The alternative is the achievement of some sort of power balance, where there is no settlement but that each side recognises that the continuation of the status quo is better for them than fighting for change. Successful leaders in many Arab countries recognised this throughout the 20thcentury; the way to stability was not through democracy; it was better to dictate, but to dictate benignly. That way the disaffected minority couldn’t be bothered to rise up against their masters – life wasn’t perfect, but it wasn’t so bad either. The Arab Spring changed all that, with the disastrous consequences we have seen in Egypt, Tunisia, Yemen and Syria (and maybe in due course Turkey?)
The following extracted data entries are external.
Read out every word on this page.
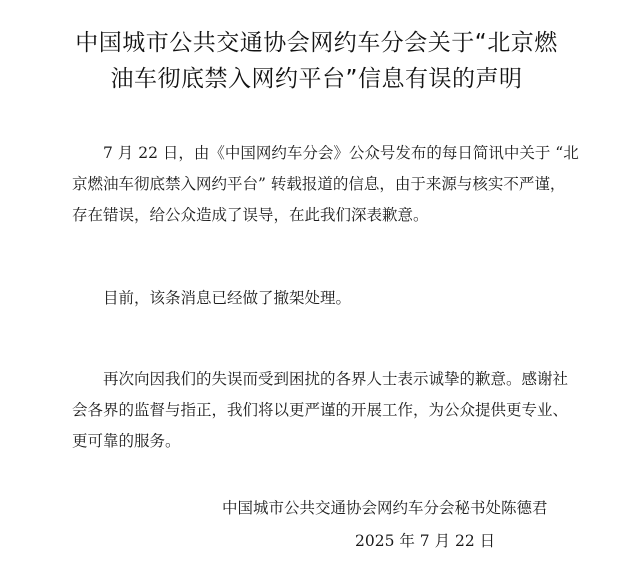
中国城市公共交通协会网约车分会关于“北京燃
油车彻底禁入网约平台”信息有误的声明
7 月 22 日，由《中国网约车分会》公众号发布的每日简讯中关于 “北
京燃油车彻底禁入网约平台” 转载报道的信息，由于来源与核实不严谨，
存在错误，给公众造成了误导，在此我们深表歉意。
目前，该条消息已经做了撤架处理。
再次向因我们的失误而受到困扰的各界人士表示诚挚的歉意。感谢社
会各界的监督与指正，我们将以更严谨的开展工作，为公众提供更专业、
更可靠的服务。
中国城市公共交通协会网约车分会秘书处陈德君
2025 年 7 月 22 日
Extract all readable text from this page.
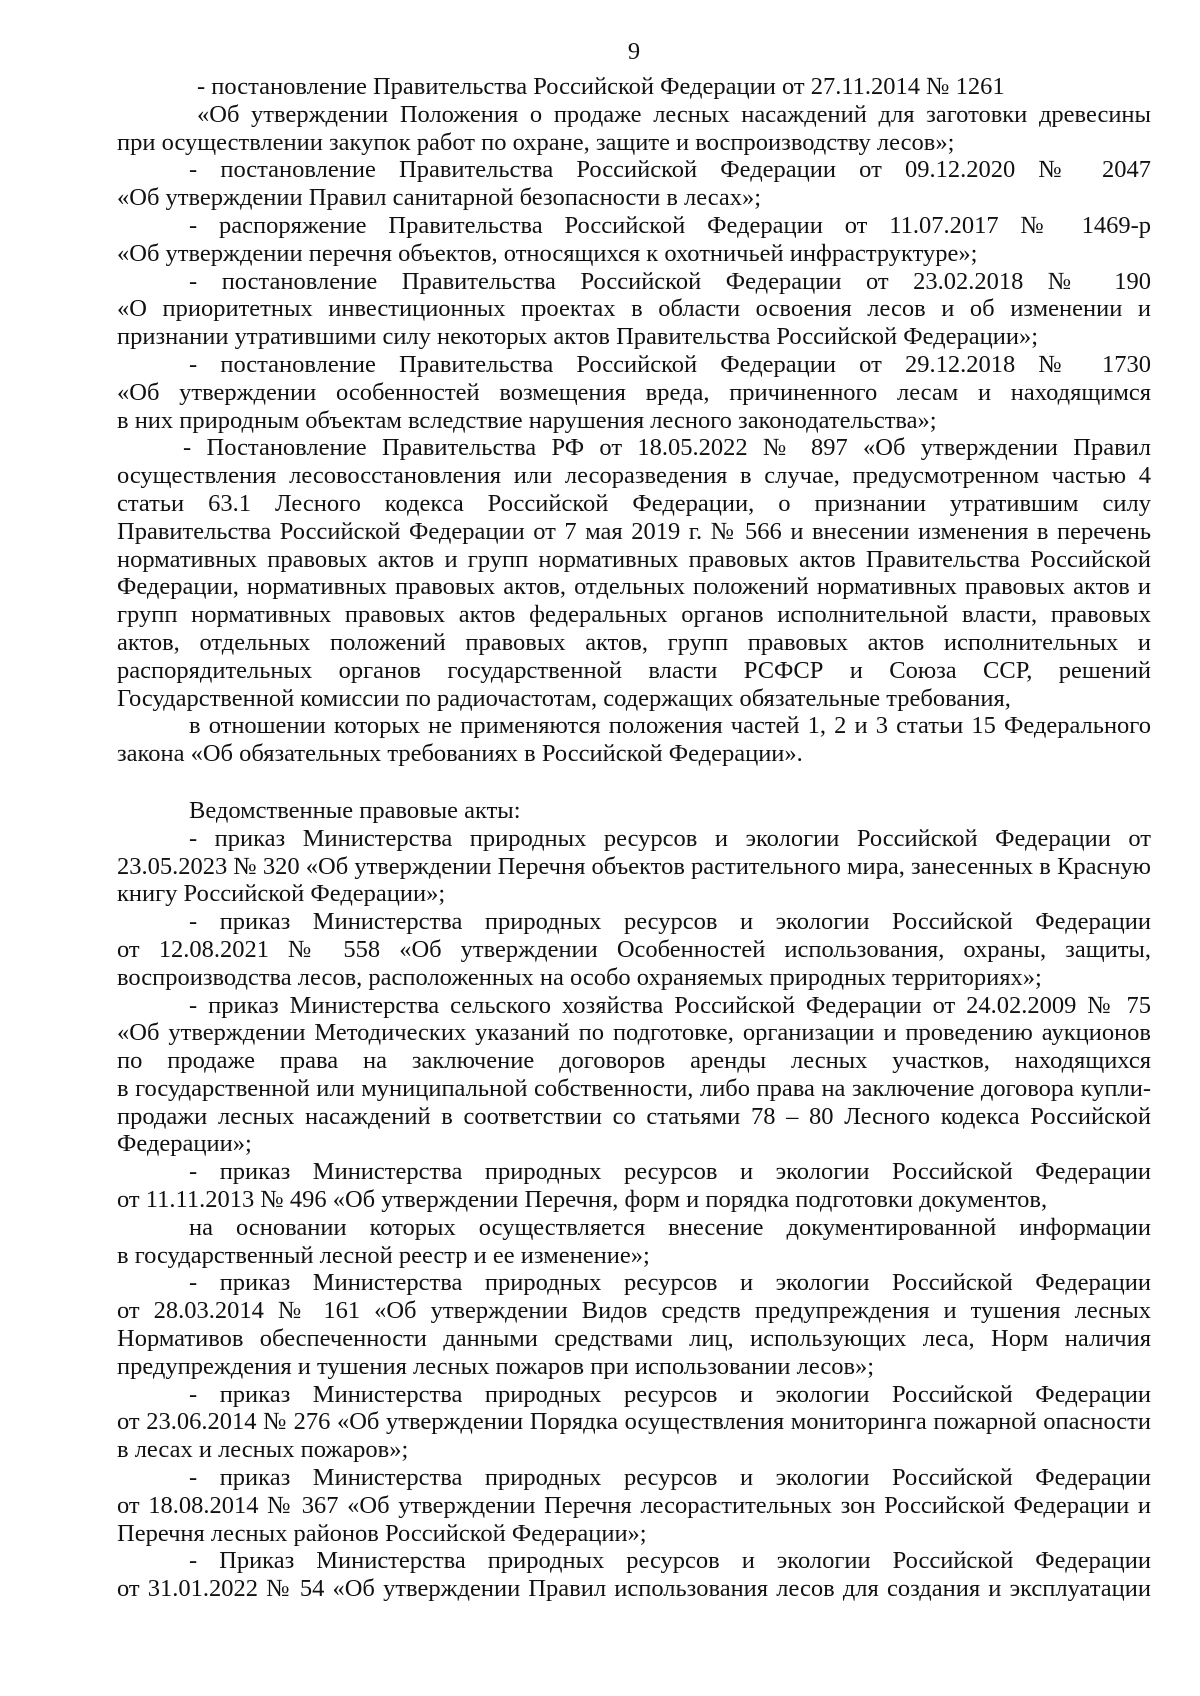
9
- постановление Правительства Российской Федерации от 27.11.2014 № 1261
«Об утверждении Положения о продаже лесных насаждений для заготовки древесины
при осуществлении закупок работ по охране, защите и воспроизводству лесов»;
- постановление Правительства Российской Федерации от 09.12.2020 № 2047
«Об утверждении Правил санитарной безопасности в лесах»;
- распоряжение Правительства Российской Федерации от 11.07.2017 № 1469-р
«Об утверждении перечня объектов, относящихся к охотничьей инфраструктуре»;
- постановление Правительства Российской Федерации от 23.02.2018 № 190
«О приоритетных инвестиционных проектах в области освоения лесов и об изменении и
признании утратившими силу некоторых актов Правительства Российской Федерации»;
- постановление Правительства Российской Федерации от 29.12.2018 № 1730
«Об утверждении особенностей возмещения вреда, причиненного лесам и находящимся
в них природным объектам вследствие нарушения лесного законодательства»;
- Постановление Правительства РФ от 18.05.2022 № 897 «Об утверждении Правил
осуществления лесовосстановления или лесоразведения в случае, предусмотренном частью 4
статьи 63.1 Лесного кодекса Российской Федерации, о признании утратившим силу
Правительства Российской Федерации от 7 мая 2019 г. № 566 и внесении изменения в перечень
нормативных правовых актов и групп нормативных правовых актов Правительства Российской
Федерации, нормативных правовых актов, отдельных положений нормативных правовых актов и
групп нормативных правовых актов федеральных органов исполнительной власти, правовых
актов, отдельных положений правовых актов, групп правовых актов исполнительных и
распорядительных органов государственной власти РСФСР и Союза ССР, решений
Государственной комиссии по радиочастотам, содержащих обязательные требования,
в отношении которых не применяются положения частей 1, 2 и 3 статьи 15 Федерального
закона «Об обязательных требованиях в Российской Федерации».
Ведомственные правовые акты:
- приказ Министерства природных ресурсов и экологии Российской Федерации от
23.05.2023 № 320 «Об утверждении Перечня объектов растительного мира, занесенных в Красную
книгу Российской Федерации»;
- приказ Министерства природных ресурсов и экологии Российской Федерации
от 12.08.2021 № 558 «Об утверждении Особенностей использования, охраны, защиты,
воспроизводства лесов, расположенных на особо охраняемых природных территориях»;
- приказ Министерства сельского хозяйства Российской Федерации от 24.02.2009 № 75
«Об утверждении Методических указаний по подготовке, организации и проведению аукционов
по продаже права на заключение договоров аренды лесных участков, находящихся
в государственной или муниципальной собственности, либо права на заключение договора купли-
продажи лесных насаждений в соответствии со статьями 78 – 80 Лесного кодекса Российской
Федерации»;
- приказ Министерства природных ресурсов и экологии Российской Федерации
от 11.11.2013 № 496 «Об утверждении Перечня, форм и порядка подготовки документов,
на основании которых осуществляется внесение документированной информации
в государственный лесной реестр и ее изменение»;
- приказ Министерства природных ресурсов и экологии Российской Федерации
от 28.03.2014 № 161 «Об утверждении Видов средств предупреждения и тушения лесных
Нормативов обеспеченности данными средствами лиц, использующих леса, Норм наличия
предупреждения и тушения лесных пожаров при использовании лесов»;
- приказ Министерства природных ресурсов и экологии Российской Федерации
от 23.06.2014 № 276 «Об утверждении Порядка осуществления мониторинга пожарной опасности
в лесах и лесных пожаров»;
- приказ Министерства природных ресурсов и экологии Российской Федерации
от 18.08.2014 № 367 «Об утверждении Перечня лесорастительных зон Российской Федерации и
Перечня лесных районов Российской Федерации»;
- Приказ Министерства природных ресурсов и экологии Российской Федерации
от 31.01.2022 № 54 «Об утверждении Правил использования лесов для создания и эксплуатации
Perhaps the most interesting idea is that even power-balance status quo situations need to be negotiated. In all the successful examples, there is constant dialogue between the factions, usually privately and behind closed doors. That way the minority parties feel they are being involved, and if issues arise there is a process to discuss and resolve them. Behind closed doors.
The problem is there are no closed doors in the blaze of publicity which is a global sporting event. So the Russians and the Chechens don’t talk, and the danger for Sochi is heightened.
Let’s hope that peace holds, and that the headlines we read over the next 2 weeks reflect world records being broken, rather than innocent people’s lives.